About Jackson and Ogot

Professor Kennell Jackson, Jr.

The award was made possible by a generous bequest from the late Kennell Jackson, Ph.D., a historian of African history at Stanford University who passed away in 2005. Born in 1941, the son of a school teacher and building contractor, Kennell Jackson was educated in segregated schools in Farmville, Virginia. He earned his bachelor’s degree from Hampton Institute in 1962. He studied at the University of Ghana and at Cambridge University and earned his Ph.D. in African history from UCLA in 1972. His dissertation, “An Ethnohistorical Study of the Oral Traditions of the Akamba of Kenya,” was an ambitious, pioneering effort to reconstruct the deep history of a smaller-scale or stateless society using oral records. This work and the series of publications that developed from that research, including in particular his chapter in the influential collection, Kenya Before 1900 (1976) contributed to the broader effort, pioneered by that volume’s editor, B.A. Ogot, to decolonize East Africa’s history. Kennell Jackson joined the Stanford faculty as an assistant professor in 1969. In that role, he taught African and African American history to generations of students. A devoted student mentor, Jackson became the resident fellow Branner Hall, the university’s largest all-freshman dorm, a role he maintained until his death.

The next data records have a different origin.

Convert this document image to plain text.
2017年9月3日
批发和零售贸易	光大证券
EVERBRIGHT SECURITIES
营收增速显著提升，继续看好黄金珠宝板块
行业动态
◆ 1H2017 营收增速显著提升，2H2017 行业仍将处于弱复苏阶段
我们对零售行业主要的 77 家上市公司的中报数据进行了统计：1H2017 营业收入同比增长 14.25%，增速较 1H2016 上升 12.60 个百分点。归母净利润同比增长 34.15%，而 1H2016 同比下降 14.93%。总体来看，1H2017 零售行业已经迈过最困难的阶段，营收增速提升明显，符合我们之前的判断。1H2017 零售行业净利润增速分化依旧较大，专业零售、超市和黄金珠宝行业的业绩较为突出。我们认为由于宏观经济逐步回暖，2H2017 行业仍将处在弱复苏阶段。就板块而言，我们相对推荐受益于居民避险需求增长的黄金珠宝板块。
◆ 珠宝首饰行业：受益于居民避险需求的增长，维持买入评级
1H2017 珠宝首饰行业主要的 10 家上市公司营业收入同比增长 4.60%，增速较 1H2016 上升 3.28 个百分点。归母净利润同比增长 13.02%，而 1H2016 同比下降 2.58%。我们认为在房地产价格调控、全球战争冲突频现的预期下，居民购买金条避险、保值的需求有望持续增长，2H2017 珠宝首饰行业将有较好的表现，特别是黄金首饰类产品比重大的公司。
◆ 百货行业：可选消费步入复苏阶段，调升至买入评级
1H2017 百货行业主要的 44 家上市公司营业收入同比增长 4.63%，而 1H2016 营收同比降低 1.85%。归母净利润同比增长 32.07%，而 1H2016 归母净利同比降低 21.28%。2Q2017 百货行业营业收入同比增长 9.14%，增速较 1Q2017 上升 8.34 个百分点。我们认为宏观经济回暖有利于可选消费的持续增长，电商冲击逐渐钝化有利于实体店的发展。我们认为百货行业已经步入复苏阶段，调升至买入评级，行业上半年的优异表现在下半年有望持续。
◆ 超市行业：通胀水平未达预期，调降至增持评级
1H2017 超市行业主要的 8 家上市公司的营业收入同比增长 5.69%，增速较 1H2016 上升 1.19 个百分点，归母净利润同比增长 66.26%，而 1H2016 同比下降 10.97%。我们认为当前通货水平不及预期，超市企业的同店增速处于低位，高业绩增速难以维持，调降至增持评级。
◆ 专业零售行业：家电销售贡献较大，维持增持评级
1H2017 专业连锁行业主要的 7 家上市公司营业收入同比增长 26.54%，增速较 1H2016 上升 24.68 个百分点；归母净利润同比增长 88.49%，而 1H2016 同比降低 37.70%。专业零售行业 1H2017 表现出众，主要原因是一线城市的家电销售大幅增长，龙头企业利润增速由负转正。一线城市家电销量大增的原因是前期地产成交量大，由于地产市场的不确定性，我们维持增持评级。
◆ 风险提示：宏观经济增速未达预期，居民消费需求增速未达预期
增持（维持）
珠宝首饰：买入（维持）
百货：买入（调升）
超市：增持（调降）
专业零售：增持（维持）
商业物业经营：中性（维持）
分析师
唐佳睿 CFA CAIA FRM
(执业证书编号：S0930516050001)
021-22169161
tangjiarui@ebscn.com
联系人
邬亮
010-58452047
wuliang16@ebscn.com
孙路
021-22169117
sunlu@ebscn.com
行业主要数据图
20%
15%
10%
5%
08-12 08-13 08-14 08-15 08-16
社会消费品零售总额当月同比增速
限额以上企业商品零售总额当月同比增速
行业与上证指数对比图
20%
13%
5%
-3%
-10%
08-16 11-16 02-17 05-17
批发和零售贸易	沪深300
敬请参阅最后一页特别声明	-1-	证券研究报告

Professor Bethwell A. Ogot

At Prof. Jackson’s request, the award has been established to honor Dr. Bethwell A. Ogot, the distinguished Kenyan historian and public servant. B.A. Ogot was born in 1929 in Gem in western Kenya. He was educated at Maseno High School and at Makerere University where he studied mathematics and history. After teaching briefly at Alliance High School in Kenya he enrolled at the University of St. Andrews where he studied history and philosophy. He returned to East Africa as a history tutor at Makerere and then went to the U.K. to the School of Oriental and African Studies as a Ph.D. student. He then began his path-breaking work on Luo oral traditions, which resulted in his 1967 book, History of the Southern Luo. In London, he led the Kenya Students Association and provided assistance to Oginga Odinga and Tom Mboya in the 1960 negotiations leading to Kenyan independence. In the late 1960s and early 1970s, he was instrumental as a faculty member and chair in making the history department of the new University of Nairobi among the most prominent on the continent. As a scholar, teacher, research supervisor, mentor and colleague, Ogot did much to stimulate the rapid expansion of research in Kenya at that time. Among those to whom he provided guidance and inspiration was UCLA Ph.D. student, Kennell Jackson. Ogot was also the long-term president of the Historical Association of Kenya where he did a great deal to stimulate the publication of new research in the Kenya Historical Review, Hadith, and the Transafrican Journal of History. His edited collection, Zamani (1968) was a key text in the development of research and teaching on East Africa. Later he was instrumental in the creation and publication of the UNESCO General History of Africa. During more than four decades Ogot has taken a leading role in Kenya’s key cultural institutions, as a dean at the University of Nairobi, as director of the Louis Leakey Memorial Institute for African Prehistory, as professor at Kenyatta University, director of research at Maseno University College and then in 2003 as Chancellor at Moi University. In his career, he has served on a series of important official commissions and boards. In addition, he has been an influential and often controversial contributor to national debates about the role of Kenya’s past in its present and future. A Fellow of the Kenya National Academy of Sciences, in 2008 Ogot received the African Studies Association, Distinguished Africanist Award.